Well, yes, obviously. But it's not a different language, while Old English and Middle English are. It's just a different style of writing.
 

nerp

Diamond Member
Dec 31, 2005
9,865
105
106
Wow. You can't get your head around the style used in Paradise Lost? Well, sounds like you need to work yourself towards it. Some Harry Potter might be more at your skill level.
 

destrekor

Lifer
Nov 18, 2005
28,799
359
126
Well, yes, obviously. But it's not a different language, while Old English and Middle English are. It's just a different style of writing.

I wouldn't quite consider Middle English to be a different language. It's English, with entirely old vocab.
Old Modern English, as I shall call it, of which Paradise Lost seems to fit into quite well, seems to take the grammar from Middle English and use new vocab. Words are always changing in a language, gaining new meaning, new words to fit meaning more effectively, etc.

Modern English is a very simplified version of Middle and Old Modern, a lot of case structure and vocab associated with the cases has been either completely reworked or dropped in favor of more simplified, multi-purpose vocab, the pronouns being the most easily witnessed example.
 

Crono

Lifer
Aug 8, 2001
23,720
1,502
136
I don't know what you were expecting, but most epics require some deciphering, especially the older they are. If it has potential for you, just find resources that help explain it and work your way through it. Take notes in your own words if you need to, then go back and read over until you understand most or all of it.
 

nerp

Diamond Member
Dec 31, 2005
9,865
105
106
Fine literature, like fine art or wine, is complex and requires a trained eye or tongue to fully appreciate. Reading Paradise Lost is not to be approached like watching Ernest Saved Christmas.
 

Cheesetogo

Diamond Member
Jan 26, 2005
3,823
10
81
Wow. You can't get your head around the style used in Paradise Lost? Well, sounds like you need to work yourself towards it.
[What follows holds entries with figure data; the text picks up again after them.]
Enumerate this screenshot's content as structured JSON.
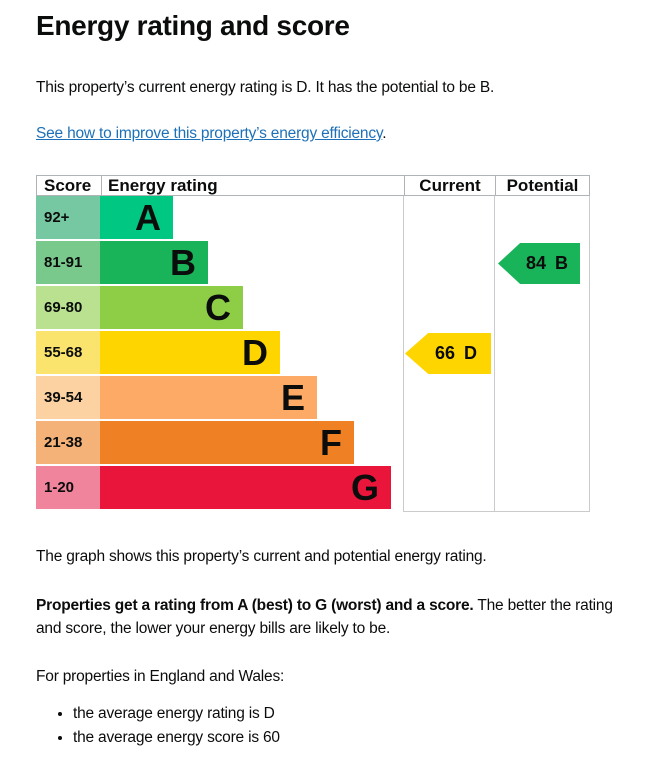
{
  "page": {
    "title": "Energy rating and score",
    "intro": "This property’s current energy rating is D. It has the potential to be B.",
    "link_text": "See how to improve this property’s energy efficiency",
    "link_suffix": ".",
    "caption": "The graph shows this property’s current and potential energy rating.",
    "explain_bold": "Properties get a rating from A (best) to G (worst) and a score.",
    "explain_rest": " The better the rating and score, the lower your energy bills are likely to be.",
    "region_intro": "For properties in England and Wales:",
    "bullets": [
      "the average energy rating is D",
      "the average energy score is 60"
    ]
  },
  "colors": {
    "text": "#0b0c0c",
    "link": "#1d70b8",
    "table_border": "#b1b4b6"
  },
  "chart_data": {
    "type": "bar",
    "columns": [
      "Score",
      "Energy rating",
      "Current",
      "Potential"
    ],
    "bands": [
      {
        "rating": "A",
        "score_range": "92+",
        "color": "#00c781",
        "tint": "#76c8a2",
        "bar_length": 73
      },
      {
        "rating": "B",
        "score_range": "81-91",
        "color": "#19b459",
        "tint": "#79c98c",
        "bar_length": 108
      },
      {
        "rating": "C",
        "score_range": "69-80",
        "color": "#8dce46",
        "tint": "#b9e18f",
        "bar_length": 143
      },
      {
        "rating": "D",
        "score_range": "55-68",
        "color": "#ffd500",
        "tint": "#fbe46e",
        "bar_length": 180
      },
      {
        "rating": "E",
        "score_range": "39-54",
        "color": "#fcaa65",
        "tint": "#fdd2a2",
        "bar_length": 217
      },
      {
        "rating": "F",
        "score_range": "21-38",
        "color": "#ef8023",
        "tint": "#f4b279",
        "bar_length": 254
      },
      {
        "rating": "G",
        "score_range": "1-20",
        "color": "#e9153b",
        "tint": "#f0849c",
        "bar_length": 291
      }
    ],
    "current": {
      "score": 66,
      "rating": "D",
      "band_index": 3,
      "arrow_color": "#ffd500"
    },
    "potential": {
      "score": 84,
      "rating": "B",
      "band_index": 1,
      "arrow_color": "#19b459"
    }
  }
}
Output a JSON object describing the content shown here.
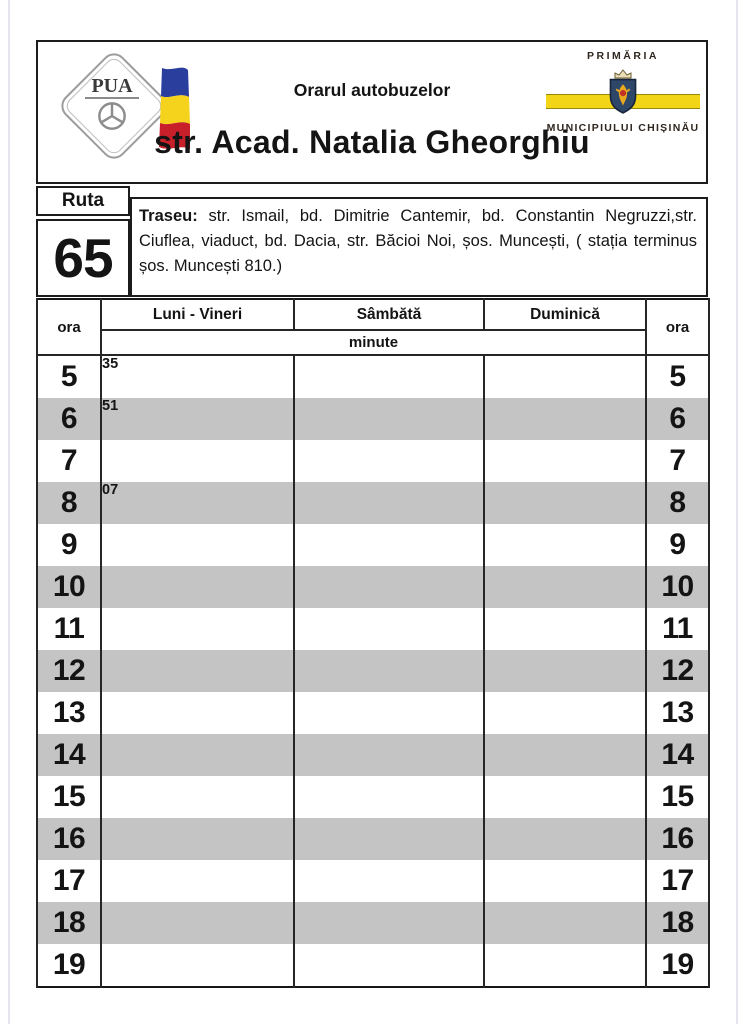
{
  "header": {
    "small_title": "Orarul autobuzelor",
    "street_title": "str. Acad. Natalia Gheorghiu",
    "pua": {
      "acronym": "PUA"
    },
    "primaria": {
      "line1": "PRIMĂRIA",
      "line2": "MUNICIPIULUI CHIȘINĂU"
    }
  },
  "route": {
    "label": "Ruta",
    "number": "65",
    "traseu_label": "Traseu:",
    "traseu_text": "str. Ismail, bd. Dimitrie Cantemir, bd. Constantin Negruzzi,str. Ciuflea, viaduct, bd. Dacia, str. Băcioi Noi, șos. Muncești, ( stația terminus șos. Muncești 810.)"
  },
  "schedule": {
    "hour_col_label": "ora",
    "day_columns": [
      "Luni - Vineri",
      "Sâmbătă",
      "Duminică"
    ],
    "minute_label": "minute",
    "rows": [
      {
        "hour": "5",
        "luni_vineri": "35",
        "sambata": "",
        "duminica": ""
      },
      {
        "hour": "6",
        "luni_vineri": "51",
        "sambata": "",
        "duminica": ""
      },
      {
        "hour": "7",
        "luni_vineri": "",
        "sambata": "",
        "duminica": ""
      },
      {
        "hour": "8",
        "luni_vineri": "07",
        "sambata": "",
        "duminica": ""
      },
      {
        "hour": "9",
        "luni_vineri": "",
        "sambata": "",
        "duminica": ""
      },
      {
        "hour": "10",
        "luni_vineri": "",
        "sambata": "",
        "duminica": ""
      },
      {
        "hour": "11",
        "luni_vineri": "",
        "sambata": "",
        "duminica": ""
      },
      {
        "hour": "12",
        "luni_vineri": "",
        "sambata": "",
        "duminica": ""
      },
      {
        "hour": "13",
        "luni_vineri": "",
        "sambata": "",
        "duminica": ""
      },
      {
        "hour": "14",
        "luni_vineri": "",
        "sambata": "",
        "duminica": ""
      },
      {
        "hour": "15",
        "luni_vineri": "",
        "sambata": "",
        "duminica": ""
      },
      {
        "hour": "16",
        "luni_vineri": "",
        "sambata": "",
        "duminica": ""
      },
      {
        "hour": "17",
        "luni_vineri": "",
        "sambata": "",
        "duminica": ""
      },
      {
        "hour": "18",
        "luni_vineri": "",
        "sambata": "",
        "duminica": ""
      },
      {
        "hour": "19",
        "luni_vineri": "",
        "sambata": "",
        "duminica": ""
      }
    ]
  },
  "colors": {
    "row_stripe": "#c4c4c4",
    "table_border": "#1a1a1a",
    "band_yellow": "#f2d517",
    "flag_blue": "#2a3f9d",
    "flag_yellow": "#f5d21c",
    "flag_red": "#c8202a",
    "shield_blue": "#2e4668"
  }
}
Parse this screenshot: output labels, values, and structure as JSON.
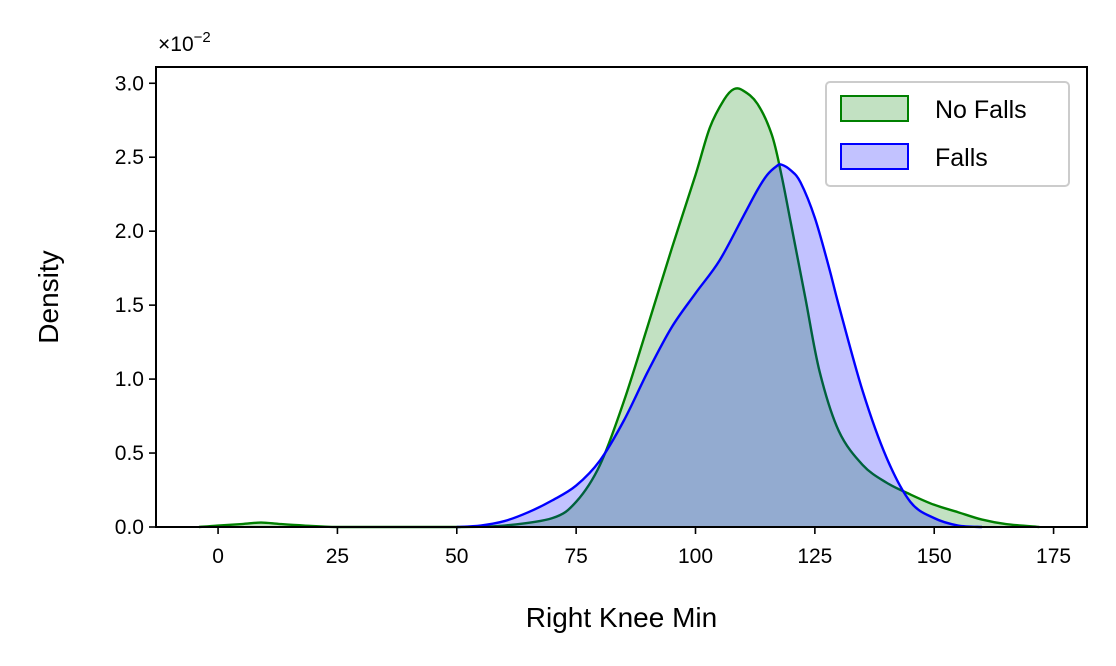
{
  "chart_data": {
    "type": "area",
    "title": "",
    "xlabel": "Right Knee Min",
    "ylabel": "Density",
    "y_scale_label": "×10",
    "y_scale_exponent": "−2",
    "xlim": [
      -13,
      182
    ],
    "ylim": [
      0,
      0.0311
    ],
    "x_ticks": [
      0,
      25,
      50,
      75,
      100,
      125,
      150,
      175
    ],
    "x_tick_labels": [
      "0",
      "25",
      "50",
      "75",
      "100",
      "125",
      "150",
      "175"
    ],
    "y_ticks": [
      0,
      0.005,
      0.01,
      0.015,
      0.02,
      0.025,
      0.03
    ],
    "y_tick_labels": [
      "0.0",
      "0.5",
      "1.0",
      "1.5",
      "2.0",
      "2.5",
      "3.0"
    ],
    "grid": false,
    "legend_position": "top-right",
    "series": [
      {
        "name": "No Falls",
        "line_color": "#008000",
        "fill_color": "#008000",
        "fill_opacity": 0.24,
        "x": [
          -4,
          0,
          5,
          9,
          13,
          18,
          25,
          35,
          50,
          60,
          70,
          75,
          80,
          85,
          90,
          95,
          100,
          103,
          106,
          108,
          110,
          113,
          116,
          118,
          120,
          123,
          126,
          130,
          135,
          140,
          145,
          150,
          155,
          160,
          165,
          172
        ],
        "y": [
          0,
          0.0001,
          0.0002,
          0.0003,
          0.0002,
          0.0001,
          0,
          0,
          0,
          0.0001,
          0.0006,
          0.0017,
          0.0042,
          0.0085,
          0.0136,
          0.0188,
          0.0238,
          0.027,
          0.0289,
          0.0296,
          0.0295,
          0.0286,
          0.0265,
          0.0238,
          0.0205,
          0.0155,
          0.0105,
          0.0065,
          0.0042,
          0.003,
          0.0022,
          0.0015,
          0.001,
          0.0005,
          0.0002,
          0
        ]
      },
      {
        "name": "Falls",
        "line_color": "#0000ff",
        "fill_color": "#0000ff",
        "fill_opacity": 0.24,
        "x": [
          50,
          55,
          60,
          65,
          70,
          75,
          80,
          85,
          90,
          95,
          100,
          105,
          110,
          113,
          115,
          117,
          118,
          120,
          122,
          125,
          128,
          130,
          135,
          140,
          145,
          150,
          155,
          160
        ],
        "y": [
          0,
          0.0001,
          0.0004,
          0.001,
          0.0018,
          0.0028,
          0.0045,
          0.0072,
          0.0105,
          0.0135,
          0.0158,
          0.018,
          0.021,
          0.0228,
          0.0238,
          0.0244,
          0.0245,
          0.0241,
          0.0233,
          0.0209,
          0.0175,
          0.015,
          0.0092,
          0.0047,
          0.0017,
          0.0006,
          0.0001,
          0
        ]
      }
    ]
  }
}
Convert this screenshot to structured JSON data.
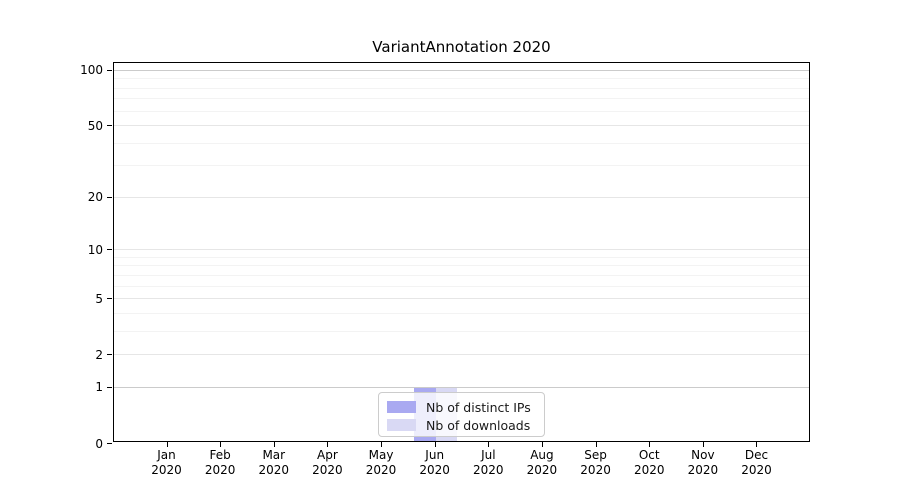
{
  "chart_data": {
    "type": "bar",
    "title": "VariantAnnotation 2020",
    "categories": [
      "Jan",
      "Feb",
      "Mar",
      "Apr",
      "May",
      "Jun",
      "Jul",
      "Aug",
      "Sep",
      "Oct",
      "Nov",
      "Dec"
    ],
    "x_year_label": "2020",
    "series": [
      {
        "name": "Nb of distinct IPs",
        "color": "#a9a9f1",
        "values": [
          0,
          0,
          0,
          0,
          0,
          1,
          0,
          0,
          0,
          0,
          0,
          0
        ]
      },
      {
        "name": "Nb of downloads",
        "color": "#d9d9f4",
        "values": [
          0,
          0,
          0,
          0,
          0,
          1,
          0,
          0,
          0,
          0,
          0,
          0
        ]
      }
    ],
    "y_axis": {
      "scale": "log10(value+1)",
      "tick_labels": [
        "100",
        "50",
        "20",
        "10",
        "5",
        "2",
        "1",
        "0"
      ],
      "tick_values": [
        100,
        50,
        20,
        10,
        5,
        2,
        1,
        0
      ],
      "minor_tick_values": [
        90,
        80,
        70,
        60,
        40,
        30,
        9,
        8,
        7,
        6,
        4,
        3
      ],
      "range": [
        0,
        100
      ],
      "grid": "on"
    },
    "legend": {
      "position": "bottom-center",
      "entries": [
        "Nb of distinct IPs",
        "Nb of downloads"
      ]
    }
  }
}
Some Harry Potter might be more at your skill level.

You're a really great person.
 

TecHNooB

Diamond Member
Sep 10, 2005
7,458
1
76
Fine literature, like fine art or wine, is complex and requires a trained eye or tongue to fully appreciate. Reading Paradise Lost is not to be approached like watching Ernest Saved Christmas.

I guess I've been doing it all wrong.
 

nerp

Diamond Member
Dec 31, 2005
9,865
105
106
You're a really great person.

I'm all for tolerance and acceptance. For example, I don't start threads with subjects that announce I'm racist, like other people. Nor do I blame every societial ill on Mexicans, like many do here. But if you're whining that Paradise Lost is too hard and that it needs to be dumbed down, yes, I'm going to make fun of you.
 

MagnusTheBrewer

IN MEMORIAM
Jun 19, 2004
24,122
1,594
126
I'm all for tolerance and acceptance. For example, I don't start threads with subjects that announce I'm racist, like other people. Nor do I blame every societial ill on Mexicans, like many do here. But if you're whining that Paradise Lost is too hard and that it needs to be dumbed down, yes, I'm going to make fun of you.